Certes la « convergence » s’est améliorée durant la période d’expansion économique (2003-2007) : l’Irlande a accueilli beaucoup de ressortissants de la zone euro, par exemple. Les investisseurs ont jugé les progrès satisfaisants et les ont validés en faisant pratiquement disparaître la prime de risque pays sur les obligations émises par les Etats.

Mais avec la crise actuelle, la convergence s’est arrêtée, les expatriés en Irlande retournent dans leurs pays respectifs. Chaque Etat essaie de défendre « son » industrie domestique et court au secours de « ses » banques. Du coup les primes de risque réapparaissent et les investisseurs s’interrogent sur l’avenir de la zone euro et donc de la monnaie commune.

 L’absence d’une politique économique commune forte, les faibles moyens, relatifs, des institutions « fédérales » (à Bruxelles) ne facilite pas la tâche. La B.C.E fait ce qu’elle peut, mais sa juridiction se limite à la politique monétaire.

 

Pour terminer, on peut dire que l’avenir de l’euro va se jouer dans les deux années qui viennent.
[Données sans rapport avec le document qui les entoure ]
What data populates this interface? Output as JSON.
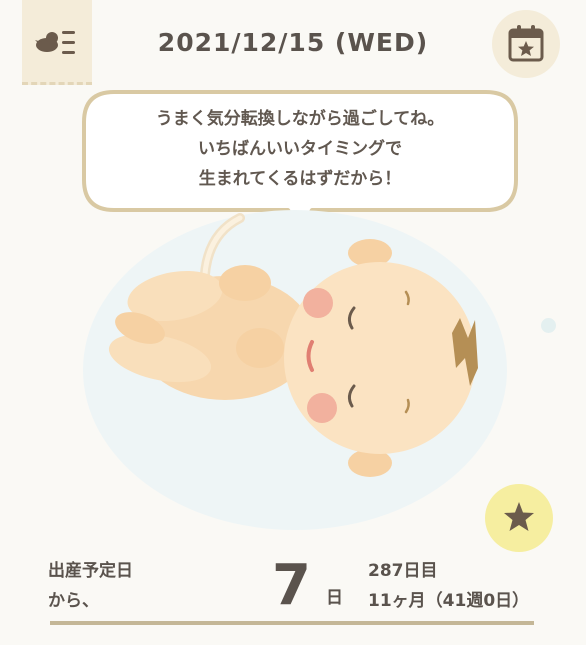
{
  "header": {
    "date": "2021/12/15 (WED)",
    "menu_icon": "bird-list-icon",
    "calendar_icon": "calendar-star-icon"
  },
  "speech": {
    "lines": [
      "うまく気分転換しながら過ごしてね。",
      "いちばんいいタイミングで",
      "生まれてくるはずだから！"
    ]
  },
  "counter": {
    "label_line1": "出産予定日",
    "label_line2": "から、",
    "value": "7",
    "unit": "日",
    "day_count": "287日目",
    "month_week": "11ヶ月（41週0日）"
  },
  "favorite": {
    "icon": "star-icon"
  },
  "colors": {
    "background": "#faf9f5",
    "tab": "#f4ecd9",
    "bubble_border": "#d9c9a3",
    "star_button": "#f6eea0",
    "text": "#5a534d",
    "rule": "#c4b797"
  }
}
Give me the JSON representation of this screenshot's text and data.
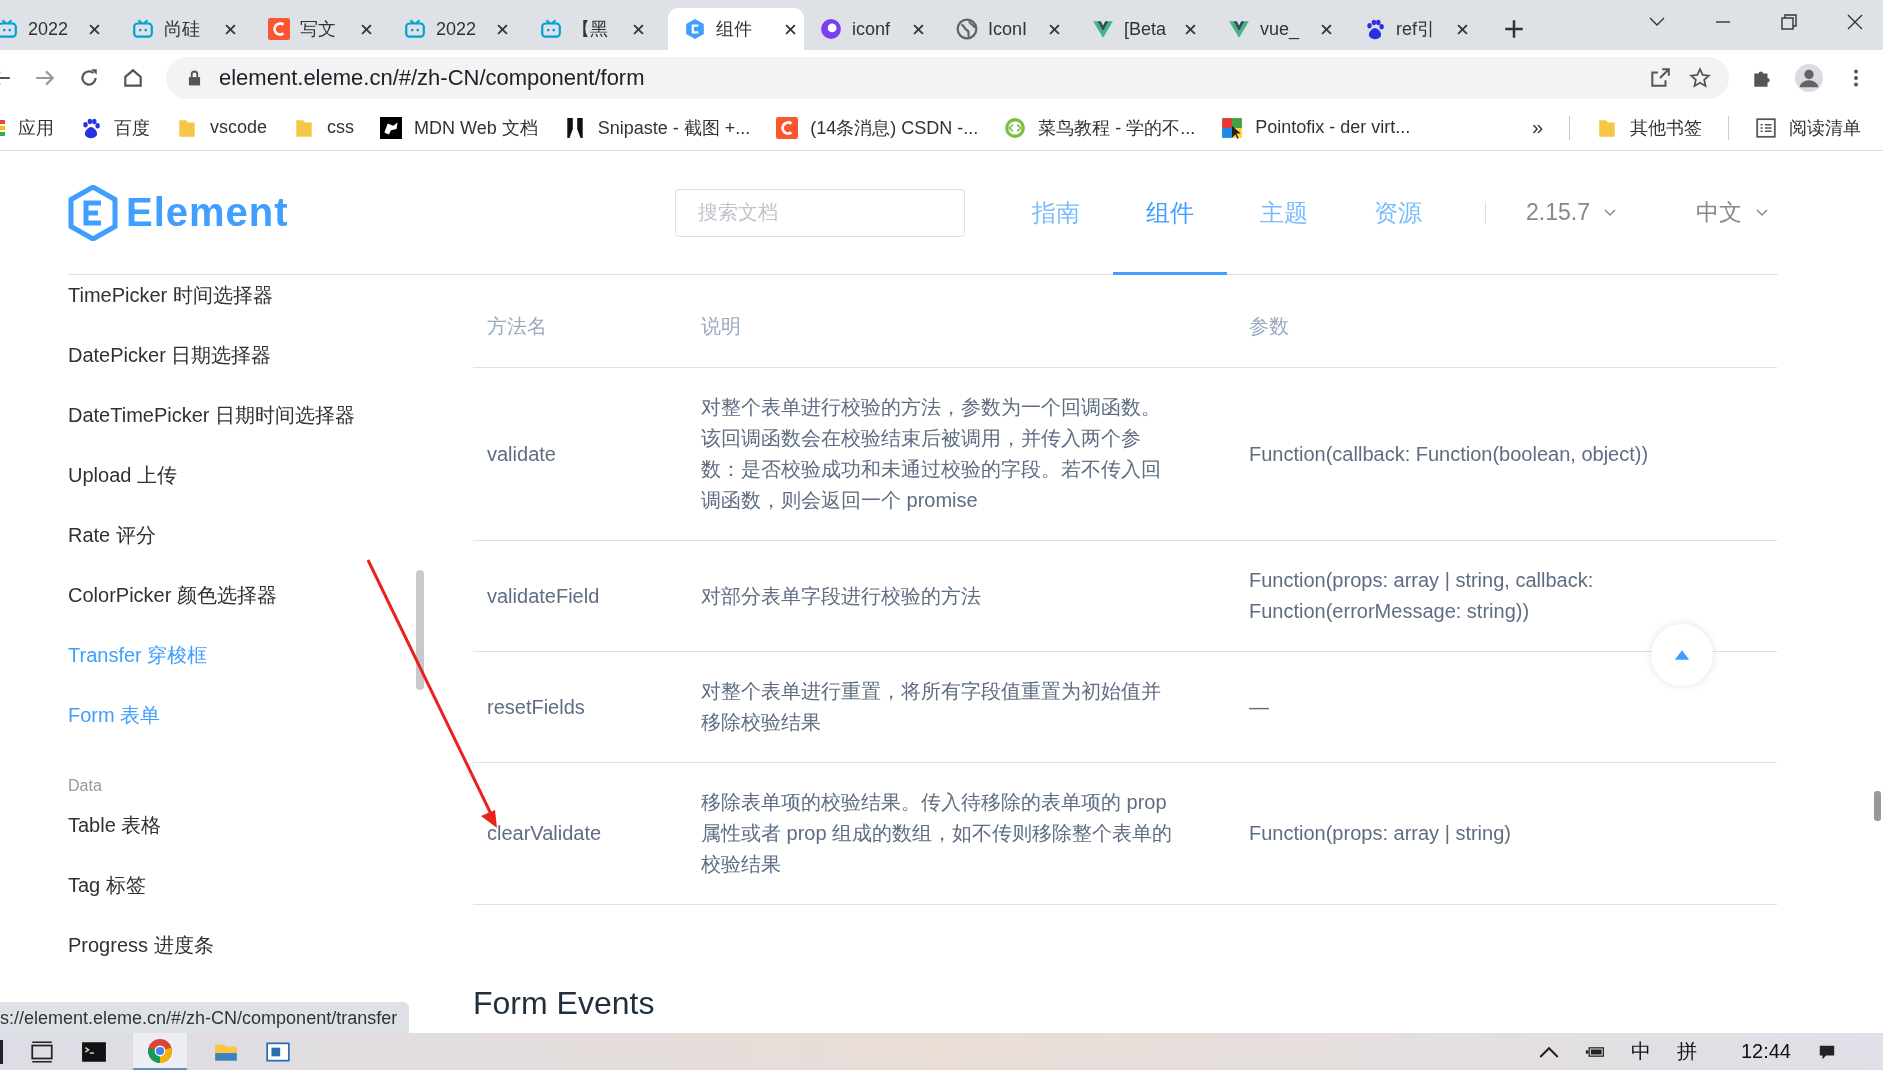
{
  "tabs": [
    {
      "title": "2022",
      "kind": "bili",
      "selected": false
    },
    {
      "title": "尚硅",
      "kind": "bili",
      "selected": false
    },
    {
      "title": "写文",
      "kind": "csdn",
      "selected": false
    },
    {
      "title": "2022",
      "kind": "bili",
      "selected": false
    },
    {
      "title": "【黑",
      "kind": "bili",
      "selected": false
    },
    {
      "title": "组件",
      "kind": "element",
      "selected": true
    },
    {
      "title": "iconf",
      "kind": "iconfont",
      "selected": false
    },
    {
      "title": "IconI",
      "kind": "globe",
      "selected": false
    },
    {
      "title": "[Beta",
      "kind": "vue",
      "selected": false
    },
    {
      "title": "vue_",
      "kind": "vue",
      "selected": false
    },
    {
      "title": "ref引",
      "kind": "baidu",
      "selected": false
    }
  ],
  "address": "element.eleme.cn/#/zh-CN/component/form",
  "bookmarks": [
    {
      "label": "应用",
      "kind": "apps"
    },
    {
      "label": "百度",
      "kind": "baidu"
    },
    {
      "label": "vscode",
      "kind": "folder"
    },
    {
      "label": "css",
      "kind": "folder"
    },
    {
      "label": "MDN Web 文档",
      "kind": "mdn"
    },
    {
      "label": "Snipaste - 截图 +...",
      "kind": "snipaste"
    },
    {
      "label": "(14条消息) CSDN -...",
      "kind": "csdn"
    },
    {
      "label": "菜鸟教程 - 学的不...",
      "kind": "runoob"
    },
    {
      "label": "Pointofix - der virt...",
      "kind": "pointofix"
    }
  ],
  "bookmarks_more": "»",
  "other_bookmarks": "其他书签",
  "reading_list": "阅读清单",
  "site": {
    "logo": "Element",
    "search_placeholder": "搜索文档",
    "nav": [
      {
        "label": "指南",
        "selected": false
      },
      {
        "label": "组件",
        "selected": true
      },
      {
        "label": "主题",
        "selected": false
      },
      {
        "label": "资源",
        "selected": false
      }
    ],
    "version": "2.15.7",
    "language": "中文"
  },
  "sidebar": [
    {
      "kind": "item",
      "label": "TimePicker 时间选择器",
      "selected": false
    },
    {
      "kind": "item",
      "label": "DatePicker 日期选择器",
      "selected": false
    },
    {
      "kind": "item",
      "label": "DateTimePicker 日期时间选择器",
      "selected": false
    },
    {
      "kind": "item",
      "label": "Upload 上传",
      "selected": false
    },
    {
      "kind": "item",
      "label": "Rate 评分",
      "selected": false
    },
    {
      "kind": "item",
      "label": "ColorPicker 颜色选择器",
      "selected": false
    },
    {
      "kind": "item",
      "label": "Transfer 穿梭框",
      "selected": true
    },
    {
      "kind": "item",
      "label": "Form 表单",
      "selected": true
    },
    {
      "kind": "group",
      "label": "Data"
    },
    {
      "kind": "item",
      "label": "Table 表格",
      "selected": false
    },
    {
      "kind": "item",
      "label": "Tag 标签",
      "selected": false
    },
    {
      "kind": "item",
      "label": "Progress 进度条",
      "selected": false
    }
  ],
  "table": {
    "columns": [
      "方法名",
      "说明",
      "参数"
    ],
    "rows": [
      [
        "validate",
        "对整个表单进行校验的方法，参数为一个回调函数。该回调函数会在校验结束后被调用，并传入两个参数：是否校验成功和未通过校验的字段。若不传入回调函数，则会返回一个 promise",
        "Function(callback: Function(boolean, object))"
      ],
      [
        "validateField",
        "对部分表单字段进行校验的方法",
        "Function(props: array | string, callback: Function(errorMessage: string))"
      ],
      [
        "resetFields",
        "对整个表单进行重置，将所有字段值重置为初始值并移除校验结果",
        "—"
      ],
      [
        "clearValidate",
        "移除表单项的校验结果。传入待移除的表单项的 prop 属性或者 prop 组成的数组，如不传则移除整个表单的校验结果",
        "Function(props: array | string)"
      ]
    ]
  },
  "section_heading": "Form Events",
  "status_url": "s://element.eleme.cn/#/zh-CN/component/transfer",
  "tray": {
    "ime": "中",
    "ime_mode": "拼",
    "time": "12:44"
  }
}
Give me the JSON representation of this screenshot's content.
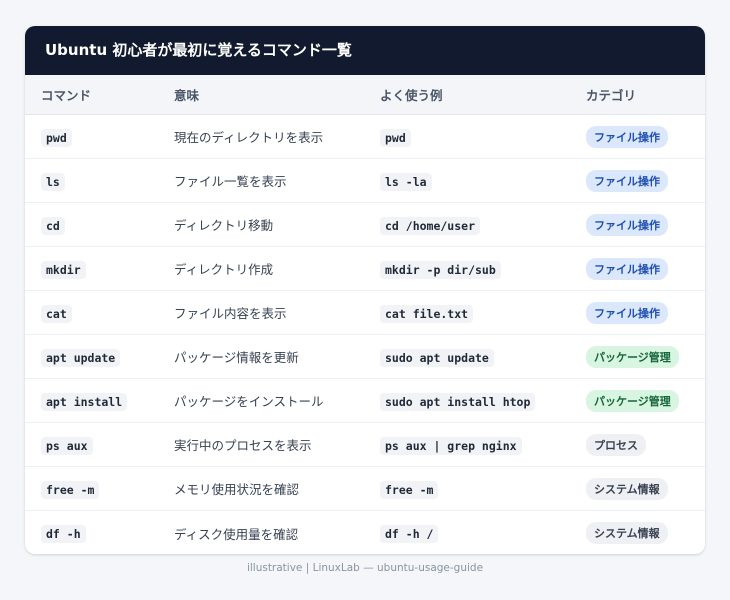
{
  "title": "Ubuntu 初心者が最初に覚えるコマンド一覧",
  "columns": [
    "コマンド",
    "意味",
    "よく使う例",
    "カテゴリ"
  ],
  "rows": [
    {
      "cmd": "pwd",
      "desc": "現在のディレクトリを表示",
      "example": "pwd",
      "category": "ファイル操作",
      "cat_type": "file"
    },
    {
      "cmd": "ls",
      "desc": "ファイル一覧を表示",
      "example": "ls -la",
      "category": "ファイル操作",
      "cat_type": "file"
    },
    {
      "cmd": "cd",
      "desc": "ディレクトリ移動",
      "example": "cd /home/user",
      "category": "ファイル操作",
      "cat_type": "file"
    },
    {
      "cmd": "mkdir",
      "desc": "ディレクトリ作成",
      "example": "mkdir -p dir/sub",
      "category": "ファイル操作",
      "cat_type": "file"
    },
    {
      "cmd": "cat",
      "desc": "ファイル内容を表示",
      "example": "cat file.txt",
      "category": "ファイル操作",
      "cat_type": "file"
    },
    {
      "cmd": "apt update",
      "desc": "パッケージ情報を更新",
      "example": "sudo apt update",
      "category": "パッケージ管理",
      "cat_type": "pkg"
    },
    {
      "cmd": "apt install",
      "desc": "パッケージをインストール",
      "example": "sudo apt install htop",
      "category": "パッケージ管理",
      "cat_type": "pkg"
    },
    {
      "cmd": "ps aux",
      "desc": "実行中のプロセスを表示",
      "example": "ps aux | grep nginx",
      "category": "プロセス",
      "cat_type": "gray"
    },
    {
      "cmd": "free -m",
      "desc": "メモリ使用状況を確認",
      "example": "free -m",
      "category": "システム情報",
      "cat_type": "gray"
    },
    {
      "cmd": "df -h",
      "desc": "ディスク使用量を確認",
      "example": "df -h /",
      "category": "システム情報",
      "cat_type": "gray"
    }
  ],
  "colors": {
    "header_bg": "#111a2e",
    "file_badge_bg": "#dbe8fc",
    "file_badge_text": "#1e4fae",
    "pkg_badge_bg": "#d7f5e1",
    "pkg_badge_text": "#17663a",
    "gray_badge_bg": "#eef0f3"
  },
  "footer": "illustrative | LinuxLab — ubuntu-usage-guide"
}
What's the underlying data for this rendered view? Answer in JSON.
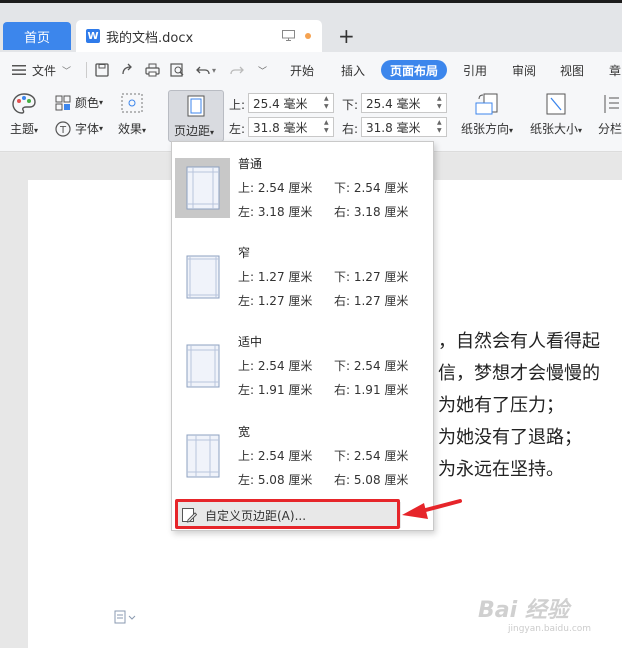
{
  "tabs": {
    "home": "首页",
    "doc_title": "我的文档.docx",
    "doc_icon": "W",
    "new_tab": "+"
  },
  "toolbar": {
    "file_menu": "文件",
    "ribbon_tabs": [
      "开始",
      "插入",
      "页面布局",
      "引用",
      "审阅",
      "视图",
      "章"
    ],
    "active_tab": "页面布局",
    "theme": "主题",
    "color": "颜色",
    "font": "字体",
    "effect": "效果",
    "margins": "页边距",
    "orientation": "纸张方向",
    "size": "纸张大小",
    "columns": "分栏",
    "top_label": "上:",
    "bottom_label": "下:",
    "left_label": "左:",
    "right_label": "右:",
    "top_value": "25.4 毫米",
    "bottom_value": "25.4 毫米",
    "left_value": "31.8 毫米",
    "right_value": "31.8 毫米"
  },
  "margin_presets": [
    {
      "name": "普通",
      "top": "上: 2.54 厘米",
      "bottom": "下: 2.54 厘米",
      "left": "左: 3.18 厘米",
      "right": "右: 3.18 厘米"
    },
    {
      "name": "窄",
      "top": "上: 1.27 厘米",
      "bottom": "下: 1.27 厘米",
      "left": "左: 1.27 厘米",
      "right": "右: 1.27 厘米"
    },
    {
      "name": "适中",
      "top": "上: 2.54 厘米",
      "bottom": "下: 2.54 厘米",
      "left": "左: 1.91 厘米",
      "right": "右: 1.91 厘米"
    },
    {
      "name": "宽",
      "top": "上: 2.54 厘米",
      "bottom": "下: 2.54 厘米",
      "left": "左: 5.08 厘米",
      "right": "右: 5.08 厘米"
    }
  ],
  "custom_margins": "自定义页边距(A)...",
  "document": {
    "lines": [
      "，自然会有人看得起",
      "信，梦想才会慢慢的",
      "为她有了压力；",
      "为她没有了退路；",
      "为永远在坚持。"
    ]
  },
  "watermark": {
    "text": "Bai 经验",
    "url": "jingyan.baidu.com"
  },
  "colors": {
    "accent": "#3c86ec",
    "highlight": "#e6252a"
  }
}
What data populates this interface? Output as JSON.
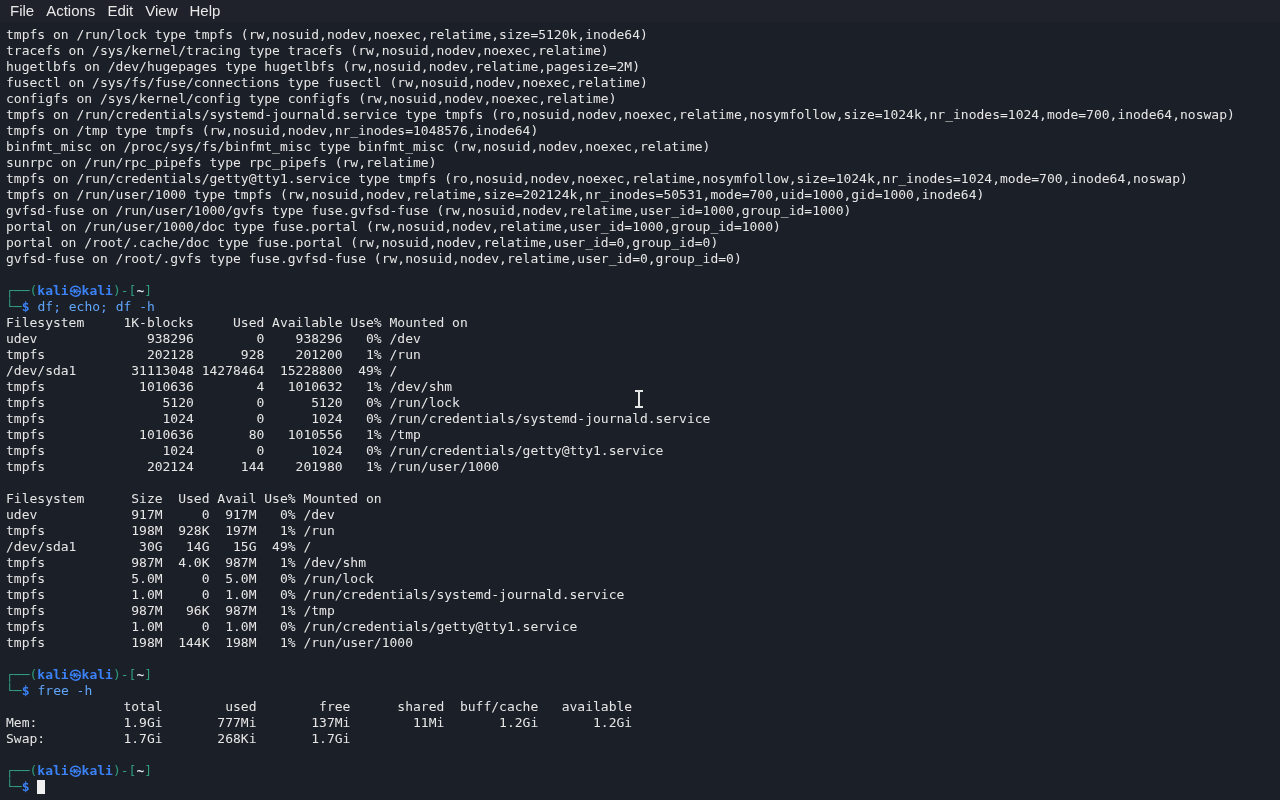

Soit les Etats qui composent la zone monétaire réussissent à  relancer la « convergence » économique, ce qui suppose une forte harmonisation des politiques, soit les pressions à l’explosion de la zone vont augmenter, avec le risque de voir l’euro malmené.

Il faudra, sur ce point, surveiller l’évolution des « primes de risque », vrais signaux anticipatifs des dangers encourus par la zone euro.

Un dernier sujet d’inquiétude concerne l’évolution économique des pays d’Europe Centrale (Hongrie) et Orientale (pays Baltes, Bulgarie, etc) : leurs difficultés actuelles peuvent non seulement mettre en péril l’Union Européenne, mais, par ricochet, affecter le devenir de l’euro. Nous en reparlerons lors d’un prochain éditorial.